高校三年生の女子が、ラブコメに習って恋をしました。

みずみやこ

教えて!ラブコメ先生!!!

私は、美奈!

三つ編み、地味眼鏡のモブ少女。

周囲にはガリ勉に見えがちだけど、そうじゃなああああい!(まあそうだけど…)

ほんとは恋を夢見る女の子。

えっ?なんて?もう高校三年生なのに恋したことがないの?って?

そーゆーあなたはどうなのよ?えぇ?

…まあいいわ。…え?そんなに恋がしたいなら無理矢理にでも彼氏作れよ?

いやいやいやいや。分かってないわねええ。あなたは。

そ・れ・!いちばああん、あぶなあああい!(びしいいいいっ)

恋っていうのはね、運命の相手を見つけて!どっちかが告って!……そんなやつよ。

はあ?今度は何?運命の相手なんていないって、アルフレッド・アドラーが言ってるって?

…なに言ってるのか分からないんだけど。まあいい。もう放っておくわ。


今は、朝。

私は、一人で学校に向かっているとこ。

そう。ぼっち。 あははー。

周りでは、楽しそうに笑い、おしゃべりしながら歩く、同じ学校の人たち…


私は、制服が可愛いと評判の名門高校の生徒なんだよ!

前のテストだって、なんと!学年二位だったんだああ!


なのに…

みんな、私に寄ってこない。

この見た目がいけないのかな?でも、三つ編みって可愛いし…

あっ、眼鏡がいけないのかなあ?でも、お母さんがこれじゃないとダメっていうから…


学年二位だったらモテるって思ったのに…頭良くてもモテないんだ…ってがっかり。


学校に着き、教室に入った私は、自分の席に座るやいなや、鞄から文庫本を取り出した。カバーが付いていることを確認し、開く。

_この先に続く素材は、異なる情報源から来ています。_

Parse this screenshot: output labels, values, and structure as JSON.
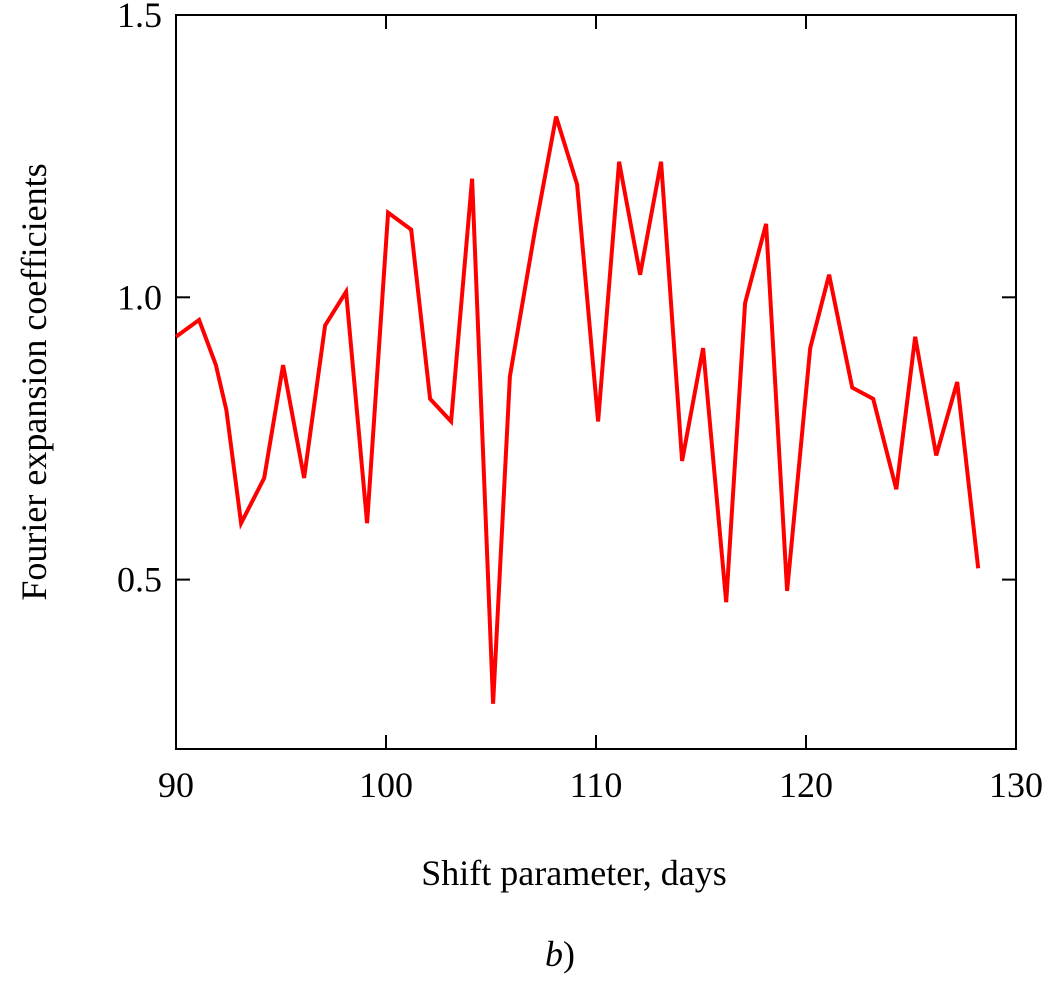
{
  "chart_data": {
    "type": "line",
    "title": "",
    "xlabel": "Shift parameter, days",
    "ylabel": "Fourier expansion coefficients",
    "caption_letter": "b",
    "caption_suffix": ")",
    "xlim": [
      90,
      130
    ],
    "ylim": [
      0.2,
      1.5
    ],
    "xticks": [
      90,
      100,
      110,
      120,
      130
    ],
    "xtick_labels": [
      "90",
      "100",
      "110",
      "120",
      "130"
    ],
    "yticks": [
      0.5,
      1.0,
      1.5
    ],
    "ytick_labels": [
      "0.5",
      "1.0",
      "1.5"
    ],
    "grid": false,
    "series": [
      {
        "color": "#ff0000",
        "x": [
          90,
          91.1,
          91.9,
          92.4,
          93.1,
          94.2,
          95.1,
          96.1,
          97.1,
          98.1,
          99.1,
          100.1,
          101.2,
          102.1,
          103.1,
          104.1,
          105.1,
          105.9,
          107.1,
          108.1,
          109.1,
          110.1,
          111.1,
          112.1,
          113.1,
          114.1,
          115.1,
          116.2,
          117.1,
          118.1,
          119.1,
          120.2,
          121.1,
          122.2,
          123.2,
          124.3,
          125.2,
          126.2,
          127.2,
          128.2
        ],
        "y": [
          0.93,
          0.96,
          0.88,
          0.8,
          0.6,
          0.68,
          0.88,
          0.68,
          0.95,
          1.01,
          0.6,
          1.15,
          1.12,
          0.82,
          0.78,
          1.21,
          0.28,
          0.86,
          1.12,
          1.32,
          1.2,
          0.78,
          1.24,
          1.04,
          1.24,
          0.71,
          0.91,
          0.46,
          0.99,
          1.13,
          0.48,
          0.91,
          1.04,
          0.84,
          0.82,
          0.66,
          0.93,
          0.72,
          0.85,
          0.52
        ]
      }
    ]
  },
  "colors": {
    "axes": "#000000",
    "series": "#ff0000",
    "background": "#ffffff"
  }
}
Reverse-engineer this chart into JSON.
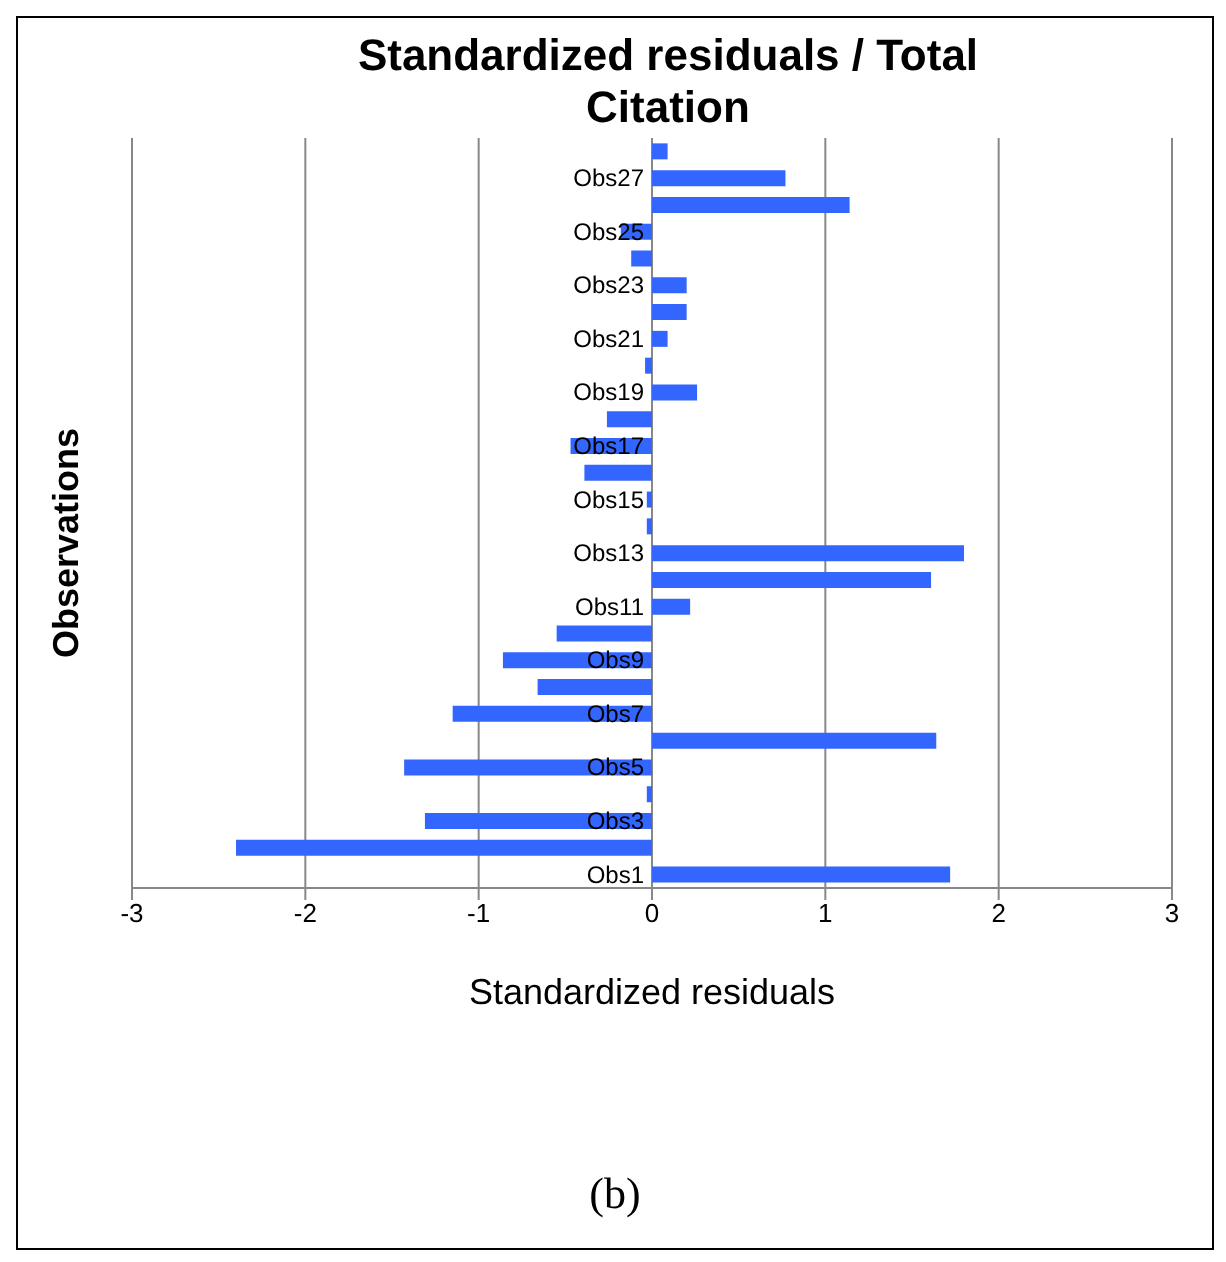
{
  "chart_data": {
    "type": "bar",
    "orientation": "horizontal",
    "title": "Standardized residuals / Total Citation",
    "xlabel": "Standardized residuals",
    "ylabel": "Observations",
    "annotations": [
      "(b)"
    ],
    "categories": [
      null,
      "Obs27",
      null,
      "Obs25",
      null,
      "Obs23",
      null,
      "Obs21",
      null,
      "Obs19",
      null,
      "Obs17",
      null,
      "Obs15",
      null,
      "Obs13",
      null,
      "Obs11",
      null,
      "Obs9",
      null,
      "Obs7",
      null,
      "Obs5",
      null,
      "Obs3",
      null,
      "Obs1"
    ],
    "values": [
      0.09,
      0.77,
      1.14,
      -0.18,
      -0.12,
      0.2,
      0.2,
      0.09,
      -0.04,
      0.26,
      -0.26,
      -0.47,
      -0.39,
      -0.03,
      -0.03,
      1.8,
      1.61,
      0.22,
      -0.55,
      -0.86,
      -0.66,
      -1.15,
      1.64,
      -1.43,
      -0.03,
      -1.31,
      -2.4,
      1.72
    ],
    "color": "#3366ff",
    "xlim": [
      -3,
      3
    ],
    "xticks": [
      -3,
      -2,
      -1,
      0,
      1,
      2,
      3
    ],
    "grid": "x",
    "legend": false
  }
}
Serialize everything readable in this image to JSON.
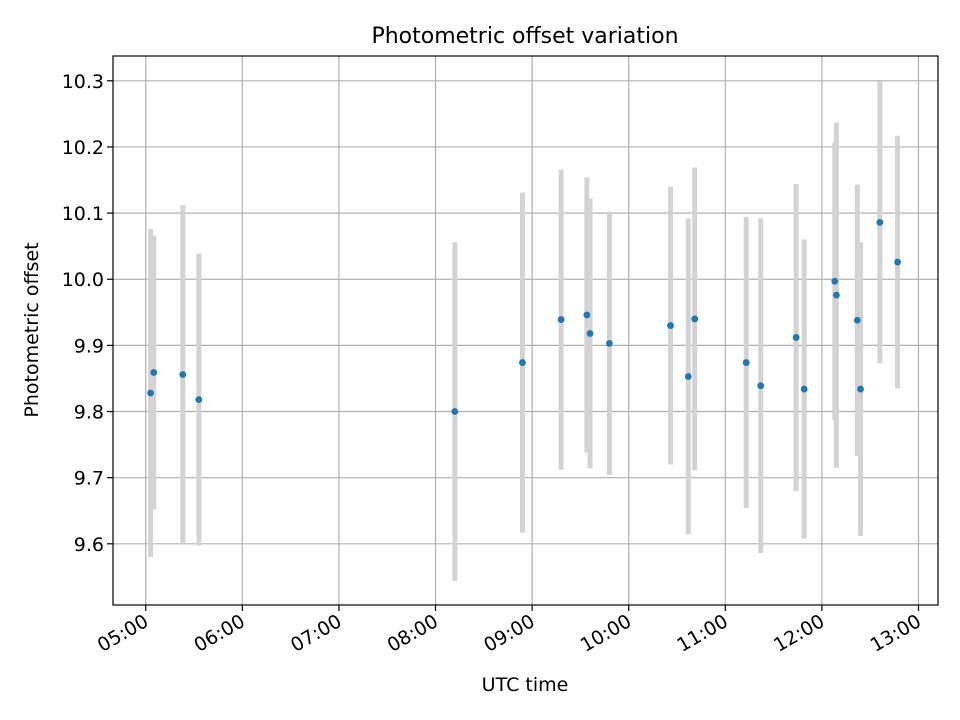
{
  "chart_data": {
    "type": "scatter",
    "title": "Photometric offset variation",
    "xlabel": "UTC time",
    "ylabel": "Photometric offset",
    "x_format": "HH:MM",
    "xlim": [
      "04:39:40",
      "13:12:07"
    ],
    "ylim": [
      9.5075,
      10.3375
    ],
    "xticks": [
      "05:00",
      "06:00",
      "07:00",
      "08:00",
      "09:00",
      "10:00",
      "11:00",
      "12:00",
      "13:00"
    ],
    "yticks": [
      9.6,
      9.7,
      9.8,
      9.9,
      10.0,
      10.1,
      10.2,
      10.3
    ],
    "grid": true,
    "colors": {
      "points": "#1f77b4",
      "errorbars": "#d3d3d3",
      "grid": "#b0b0b0"
    },
    "points": [
      {
        "t": "05:03:00",
        "y": 9.828,
        "err": 0.248
      },
      {
        "t": "05:05:00",
        "y": 9.859,
        "err": 0.207
      },
      {
        "t": "05:23:00",
        "y": 9.856,
        "err": 0.256
      },
      {
        "t": "05:33:00",
        "y": 9.818,
        "err": 0.221
      },
      {
        "t": "08:12:00",
        "y": 9.8,
        "err": 0.256
      },
      {
        "t": "08:54:00",
        "y": 9.874,
        "err": 0.257
      },
      {
        "t": "09:18:00",
        "y": 9.939,
        "err": 0.227
      },
      {
        "t": "09:34:00",
        "y": 9.946,
        "err": 0.208
      },
      {
        "t": "09:36:00",
        "y": 9.918,
        "err": 0.204
      },
      {
        "t": "09:48:00",
        "y": 9.903,
        "err": 0.199
      },
      {
        "t": "10:26:00",
        "y": 9.93,
        "err": 0.21
      },
      {
        "t": "10:37:00",
        "y": 9.853,
        "err": 0.239
      },
      {
        "t": "10:41:00",
        "y": 9.94,
        "err": 0.229
      },
      {
        "t": "11:13:00",
        "y": 9.874,
        "err": 0.22
      },
      {
        "t": "11:22:00",
        "y": 9.839,
        "err": 0.253
      },
      {
        "t": "11:44:00",
        "y": 9.912,
        "err": 0.232
      },
      {
        "t": "11:49:00",
        "y": 9.834,
        "err": 0.226
      },
      {
        "t": "12:08:00",
        "y": 9.997,
        "err": 0.21
      },
      {
        "t": "12:09:00",
        "y": 9.976,
        "err": 0.261
      },
      {
        "t": "12:22:00",
        "y": 9.938,
        "err": 0.205
      },
      {
        "t": "12:24:00",
        "y": 9.834,
        "err": 0.222
      },
      {
        "t": "12:36:00",
        "y": 10.086,
        "err": 0.213
      },
      {
        "t": "12:47:00",
        "y": 10.026,
        "err": 0.191
      }
    ]
  }
}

本のタイトルは、『シュガーラブ♡』。高校三年生の男女がすれ違いを重ねながら恋をし、ついには結婚する物語!


『「ああーん遅れるー!」あたしはチャイムが鳴り響く廊下を、全速力で駆け抜けた。角を曲がれば教室だ――――そう思って先の見えない曲がり角を曲がった時―――「きゃあっ!」「ぅわっ!」

「いったあ~…って、い、池上君?!」「あっ、永田さん……大丈夫?…もう、危ないから走らないでね?」「う、うん…ごめんなさい。」「ああ、もうそんな顔しないで?せっかくの可愛い顔が…あっ、ほっぺたにすり傷が…」「えっや、大丈夫!平気――」「駄目!……はい、絆創膏!」「えっ?!あ、ありがとう…」「貼るよ。」「えっ…」(ぺたっ)「あ…………りがとう。」「ん、…じゃあね。」

池上君はふわりと笑うと、立ち上がり、その場を後にした。あたしは絆創膏が貼られた右頬を抑えた。』


ここが私のいっちばん好きな場面!二人が出会うシーン!

…それだ!

さっすが、『ラブコメ先生』!

私は文章を目で追いながら目を輝かせた。

ふふっ、面白くなりそう!


    ♢


よし、復習だ!

私は、『シュガーラブ♡』を開いた。

ここは、学校の廊下。すぐ左には、あのシーンのような曲がり角がある。まるでスパイのように、壁に背中を貼り付け、角から顔を出し、曲がり角の向こうの様子を窺った。50メートル先には、まるで『池上君』みたいなイケメンが歩いてきている。


よーし、順調順調!上手くいけば、私だってラブコメの主人公になれることを読者の皆に思い知らすことができる!

学年2位の力、見せてやるわ! ハッはっはっはっ!………っえ?

ああーーーー!!!!


私は心の中で絶叫しながら通り過ぎていくイケメンを見送った。